The prospectus that has been prepared in connection with the rights issue described in this press release was published by the Company on 28 December 2020. The prospectus has been approved and registered by the Swedish Financial Supervisory Authority (Sw: Finansinspektionen) and is available on Serneke’s website, https://www.serneke.se/. The approval of the prospectus by the Swedish Financial Supervisory Authority shall not be regarded as an approval of the shares. This release is however not a prospectus in accordance to the definition in the Prospectus Regulation. Serneke has not authorized any offer to the public of shares or rights in any other member state of the EEA than Sweden. This announcement does not identify or suggest, or purport to identify or suggest, the risks (direct or indirect) that may be associated with an investment in shares. An investment decision to acquire or subscribe for shares in the Rights Issue shall only be made based on publicly available information.

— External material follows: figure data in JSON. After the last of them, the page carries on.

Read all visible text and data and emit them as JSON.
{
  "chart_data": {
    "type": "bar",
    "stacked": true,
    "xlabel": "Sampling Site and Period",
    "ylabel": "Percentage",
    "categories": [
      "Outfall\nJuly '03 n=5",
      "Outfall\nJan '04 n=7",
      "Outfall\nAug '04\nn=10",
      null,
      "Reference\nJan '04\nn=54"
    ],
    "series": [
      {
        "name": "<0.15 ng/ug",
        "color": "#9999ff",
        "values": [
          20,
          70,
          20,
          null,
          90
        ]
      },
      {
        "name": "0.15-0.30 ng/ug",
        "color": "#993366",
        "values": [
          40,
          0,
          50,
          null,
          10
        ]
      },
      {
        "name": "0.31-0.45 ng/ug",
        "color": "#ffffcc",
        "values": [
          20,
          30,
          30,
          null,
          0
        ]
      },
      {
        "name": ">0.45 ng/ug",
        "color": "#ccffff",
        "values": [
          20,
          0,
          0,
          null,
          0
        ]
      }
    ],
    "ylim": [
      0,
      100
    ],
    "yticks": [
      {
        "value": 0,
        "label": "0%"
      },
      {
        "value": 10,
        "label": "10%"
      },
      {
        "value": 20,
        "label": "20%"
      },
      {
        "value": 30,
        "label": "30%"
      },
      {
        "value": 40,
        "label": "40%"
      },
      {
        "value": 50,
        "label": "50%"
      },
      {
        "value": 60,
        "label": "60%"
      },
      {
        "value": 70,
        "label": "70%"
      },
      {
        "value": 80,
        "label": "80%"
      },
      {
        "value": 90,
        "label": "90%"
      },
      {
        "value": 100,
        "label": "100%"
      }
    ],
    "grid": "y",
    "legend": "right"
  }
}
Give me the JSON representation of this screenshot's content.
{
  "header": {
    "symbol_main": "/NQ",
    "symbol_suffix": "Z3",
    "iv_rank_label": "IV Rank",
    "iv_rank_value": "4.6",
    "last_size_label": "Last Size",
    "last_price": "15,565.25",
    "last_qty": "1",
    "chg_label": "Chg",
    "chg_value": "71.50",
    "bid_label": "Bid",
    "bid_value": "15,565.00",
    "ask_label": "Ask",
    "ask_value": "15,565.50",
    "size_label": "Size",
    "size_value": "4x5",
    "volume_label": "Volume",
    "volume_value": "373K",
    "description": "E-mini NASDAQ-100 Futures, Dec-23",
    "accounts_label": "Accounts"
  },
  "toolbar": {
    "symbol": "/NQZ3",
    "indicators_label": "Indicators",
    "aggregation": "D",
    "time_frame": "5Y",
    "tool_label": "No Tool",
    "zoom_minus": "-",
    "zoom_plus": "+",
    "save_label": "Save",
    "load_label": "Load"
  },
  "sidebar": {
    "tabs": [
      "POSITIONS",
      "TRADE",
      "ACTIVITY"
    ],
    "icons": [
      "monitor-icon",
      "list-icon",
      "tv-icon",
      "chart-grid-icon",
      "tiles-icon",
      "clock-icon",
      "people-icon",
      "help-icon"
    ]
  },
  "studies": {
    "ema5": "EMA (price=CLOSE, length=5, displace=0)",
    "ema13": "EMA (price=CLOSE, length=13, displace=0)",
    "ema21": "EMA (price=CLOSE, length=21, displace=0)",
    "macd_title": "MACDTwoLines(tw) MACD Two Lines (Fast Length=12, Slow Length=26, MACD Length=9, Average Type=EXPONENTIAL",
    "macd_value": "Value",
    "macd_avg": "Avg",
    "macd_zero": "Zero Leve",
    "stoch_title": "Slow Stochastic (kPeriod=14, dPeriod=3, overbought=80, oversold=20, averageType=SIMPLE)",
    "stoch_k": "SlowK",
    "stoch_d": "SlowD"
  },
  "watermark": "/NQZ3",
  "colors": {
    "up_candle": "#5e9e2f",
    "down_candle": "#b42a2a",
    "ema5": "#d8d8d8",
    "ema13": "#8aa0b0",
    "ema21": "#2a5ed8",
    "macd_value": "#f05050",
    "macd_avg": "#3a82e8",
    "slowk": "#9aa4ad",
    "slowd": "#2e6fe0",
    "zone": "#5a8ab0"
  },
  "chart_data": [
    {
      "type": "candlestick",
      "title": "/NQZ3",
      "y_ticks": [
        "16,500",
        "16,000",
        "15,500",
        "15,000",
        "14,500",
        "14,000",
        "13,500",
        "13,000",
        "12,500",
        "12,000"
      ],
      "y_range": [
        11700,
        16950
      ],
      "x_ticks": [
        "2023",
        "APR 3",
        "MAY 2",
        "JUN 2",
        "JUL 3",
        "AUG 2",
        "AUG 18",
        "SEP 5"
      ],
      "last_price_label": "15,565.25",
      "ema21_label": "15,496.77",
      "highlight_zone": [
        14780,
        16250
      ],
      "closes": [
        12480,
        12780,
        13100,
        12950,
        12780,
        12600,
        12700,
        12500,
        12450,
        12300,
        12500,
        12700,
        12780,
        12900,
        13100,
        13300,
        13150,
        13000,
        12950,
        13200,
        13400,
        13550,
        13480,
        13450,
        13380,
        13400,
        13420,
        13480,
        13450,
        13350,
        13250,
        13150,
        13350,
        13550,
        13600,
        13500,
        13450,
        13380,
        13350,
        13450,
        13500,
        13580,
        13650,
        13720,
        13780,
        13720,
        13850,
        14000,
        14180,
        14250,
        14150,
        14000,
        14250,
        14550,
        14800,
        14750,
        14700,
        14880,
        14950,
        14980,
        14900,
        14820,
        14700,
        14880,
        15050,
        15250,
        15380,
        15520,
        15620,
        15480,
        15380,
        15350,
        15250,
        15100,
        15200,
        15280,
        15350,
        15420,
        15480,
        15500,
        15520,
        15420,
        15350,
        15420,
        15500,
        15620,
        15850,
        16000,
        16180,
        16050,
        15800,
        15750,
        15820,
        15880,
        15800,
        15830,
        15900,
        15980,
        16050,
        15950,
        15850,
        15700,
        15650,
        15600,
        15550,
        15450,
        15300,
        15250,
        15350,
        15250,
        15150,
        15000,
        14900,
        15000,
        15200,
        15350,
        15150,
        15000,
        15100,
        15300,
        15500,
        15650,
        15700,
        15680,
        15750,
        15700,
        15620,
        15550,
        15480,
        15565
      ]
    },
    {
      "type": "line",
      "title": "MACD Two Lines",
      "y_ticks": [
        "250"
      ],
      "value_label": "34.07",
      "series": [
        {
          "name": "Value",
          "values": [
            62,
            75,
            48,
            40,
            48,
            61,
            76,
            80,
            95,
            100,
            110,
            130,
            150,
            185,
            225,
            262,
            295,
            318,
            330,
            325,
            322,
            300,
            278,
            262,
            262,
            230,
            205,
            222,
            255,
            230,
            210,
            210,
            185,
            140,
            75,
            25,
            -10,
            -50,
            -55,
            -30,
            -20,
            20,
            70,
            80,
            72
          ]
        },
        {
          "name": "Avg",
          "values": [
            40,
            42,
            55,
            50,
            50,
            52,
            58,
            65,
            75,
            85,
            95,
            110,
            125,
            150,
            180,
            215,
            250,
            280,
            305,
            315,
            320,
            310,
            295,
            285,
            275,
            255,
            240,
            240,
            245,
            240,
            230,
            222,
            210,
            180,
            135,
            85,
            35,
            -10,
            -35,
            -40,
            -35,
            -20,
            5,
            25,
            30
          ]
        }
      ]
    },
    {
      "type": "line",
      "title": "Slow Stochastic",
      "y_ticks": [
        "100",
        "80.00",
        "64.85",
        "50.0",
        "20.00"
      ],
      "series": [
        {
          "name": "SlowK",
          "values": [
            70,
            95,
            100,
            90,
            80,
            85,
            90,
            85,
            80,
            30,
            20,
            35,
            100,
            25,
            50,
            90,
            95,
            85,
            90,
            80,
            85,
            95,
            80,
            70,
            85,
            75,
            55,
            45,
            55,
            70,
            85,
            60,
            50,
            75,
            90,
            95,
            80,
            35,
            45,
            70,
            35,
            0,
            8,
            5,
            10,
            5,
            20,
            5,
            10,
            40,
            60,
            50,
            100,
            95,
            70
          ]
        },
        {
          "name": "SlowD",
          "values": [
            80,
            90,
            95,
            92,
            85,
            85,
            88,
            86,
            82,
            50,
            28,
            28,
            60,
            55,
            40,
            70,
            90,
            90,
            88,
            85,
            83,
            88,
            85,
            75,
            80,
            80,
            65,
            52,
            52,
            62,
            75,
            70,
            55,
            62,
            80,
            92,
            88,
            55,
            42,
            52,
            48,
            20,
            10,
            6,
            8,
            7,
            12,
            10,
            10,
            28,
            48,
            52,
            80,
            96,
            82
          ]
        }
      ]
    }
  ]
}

To the extent this press release contains forward-looking statements, such statements does not constitute facts and are characterized by words such as “shall”, “expect”, “believe” “assess”, “intend”, “estimate” and similar expressions. Such statements reflects Serneke’s intentions, views or present expectations or assumptions. Such forward-looking statements are based on Serneke’s current plans, estimates and projections, which have been made to the best of Serneke’s ability. However, Serneke does not assert that these statements will be correct in the future. Forward-looking statements are associated with risks and uncertainties which are difficult to predict and which generally cannot be affected by Serneke. It should be contemplated that actual events or outcomes may differ materially from what is included or expressed in such forward-looking statements.